DOM ORLANDO BRANDES é arcebispo de Londrina


Eventos traumáticos

Julieta Arsênio
  Viver realmente é maravilhoso. Afinal, criamos nossas rotinas diárias e ainda encontramos tempo para adicionar a essa rotina algo prazeroso como assistir ao Pan torcendo para a equipe brasileira. Esse envolvimento nos leva a extravasar alegrias, muitas vezes intocáveis dentro de nós, porém vive-se porque viver é maravilhoso.
  Diariamente, somos informados das violências que abatem nossa comunidade. Nos inteiramos, refletimos, nos indignamos e nos conformamos como se o incidente jamais nos atingirá, pois só acontece com os outros. Temos notícias de perdas incontestáveis, sofremos e voltamos à nossa rotina. No entanto, essa rotina é passível de outras instigações que acabam gerando uma comoção coletiva. E mais uma vez uma tragédia aérea nos atinge num momento em que muitos se alegravam com as vitórias conquistadas pelos nossos esportistas.
  Infelizmente, essa tragédia, além de arrebatar a alegria de muitas famílias, causou muita dor, ofuscando a torcida brasileira e a legião de competidores. No meio dessa tragédia surgem os aproveitadores que, sedentos pelas dores alheias, começam a circular pela internet um e-mail falso sobre o acidente do vôo 3054 da TAM, que instala um cavalo de tróia na máquina do usuário.
  Os meios de comunicação tentam explicar o que para a família das vítimas é inexplicável. Sabe-se que um acidente aéreo tem sempre múltiplas causas e algumas notícias falam sobre as ‘‘causas estruturais da tragédia’’: incompetência, desídia, leviandade, ganância e corrupção estariam no sistema de transporte aéreo brasileiro. Perto desses fatores estruturais, eventuais falhas técnicas ou do piloto na origem da catástrofe são dados acessórios.
  Todavia, a vivência direta ou indireta de eventos traumáticos como esse acabam repercutindo na saúde mental das pessoas, desenvolvendo um estresse (dor) pós-traumático. Esse mal ocorre quando uma pessoa passa por situações traumatizantes intensas, muitas vezes pondo em risco sua vida, quando experimentam, testemunham ou ficam sabendo de ameaças de morte ou lesão grave com relação a si mesmo ou pessoa conhecida, resultando-se assim em medo, desespero ou horror.

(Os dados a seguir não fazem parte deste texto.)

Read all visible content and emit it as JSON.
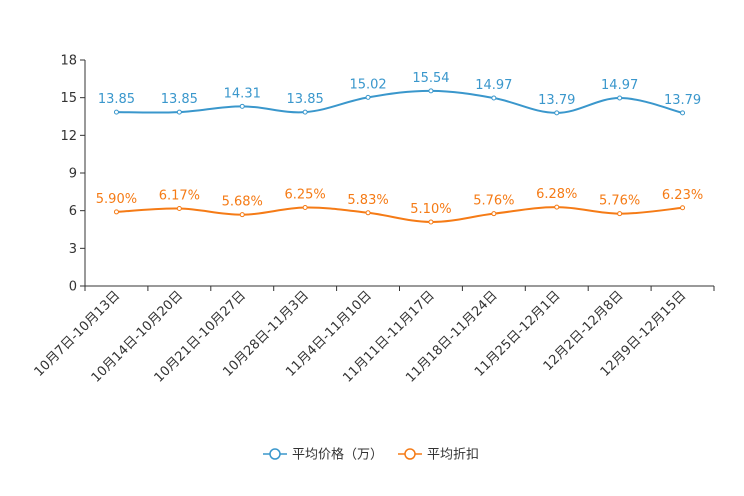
{
  "chart_data": {
    "type": "line",
    "title": "",
    "xlabel": "",
    "ylabel": "",
    "ylim": [
      0,
      18
    ],
    "yticks": [
      0,
      3,
      6,
      9,
      12,
      15,
      18
    ],
    "categories": [
      "10月7日-10月13日",
      "10月14日-10月20日",
      "10月21日-10月27日",
      "10月28日-11月3日",
      "11月4日-11月10日",
      "11月11日-11月17日",
      "11月18日-11月24日",
      "11月25日-12月1日",
      "12月2日-12月8日",
      "12月9日-12月15日"
    ],
    "series": [
      {
        "name": "平均价格（万）",
        "color": "#3a97cc",
        "values": [
          13.85,
          13.85,
          14.31,
          13.85,
          15.02,
          15.54,
          14.97,
          13.79,
          14.97,
          13.79
        ],
        "labels": [
          "13.85",
          "13.85",
          "14.31",
          "13.85",
          "15.02",
          "15.54",
          "14.97",
          "13.79",
          "14.97",
          "13.79"
        ]
      },
      {
        "name": "平均折扣",
        "color": "#f57b16",
        "values": [
          5.9,
          6.17,
          5.68,
          6.25,
          5.83,
          5.1,
          5.76,
          6.28,
          5.76,
          6.23
        ],
        "labels": [
          "5.90%",
          "6.17%",
          "5.68%",
          "6.25%",
          "5.83%",
          "5.10%",
          "5.76%",
          "6.28%",
          "5.76%",
          "6.23%"
        ]
      }
    ],
    "legend_position": "bottom"
  }
}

  Algumas pessoas podem ter passado por um trauma, porém não significa necessariamente que elas terão dor pós-traumática. Num evento como esse sinistro acometido com o vôo da TAM, com certeza os familiares envolvidos, em sua maioria, se sentirão abalados em sua estrutura psíquica requerendo aconselhamento psicoterápico para lidar com suas perdas. Este tratamento requer muito do paciente para aceitar o que para si é inaceitável.
  Acredita-se que pelo menos 60% dos homens e 50% das mulheres experimentam pelo menos um evento traumático durante a vida. Seja lá como for, não deixemos que o nosso direito de cidadania seja outra causa estrutural de uma tragédia. Unamo-nos nas alegrias e nas dores, sejamos solidários com aqueles que sofrem e busquemos a necessária credibilidade vivencial para que reforcemos a idéia de que viver realmente é uma maravilha. Vamos viver felizes e fortes para podermos encarar as tragédias que a vida nos impõe.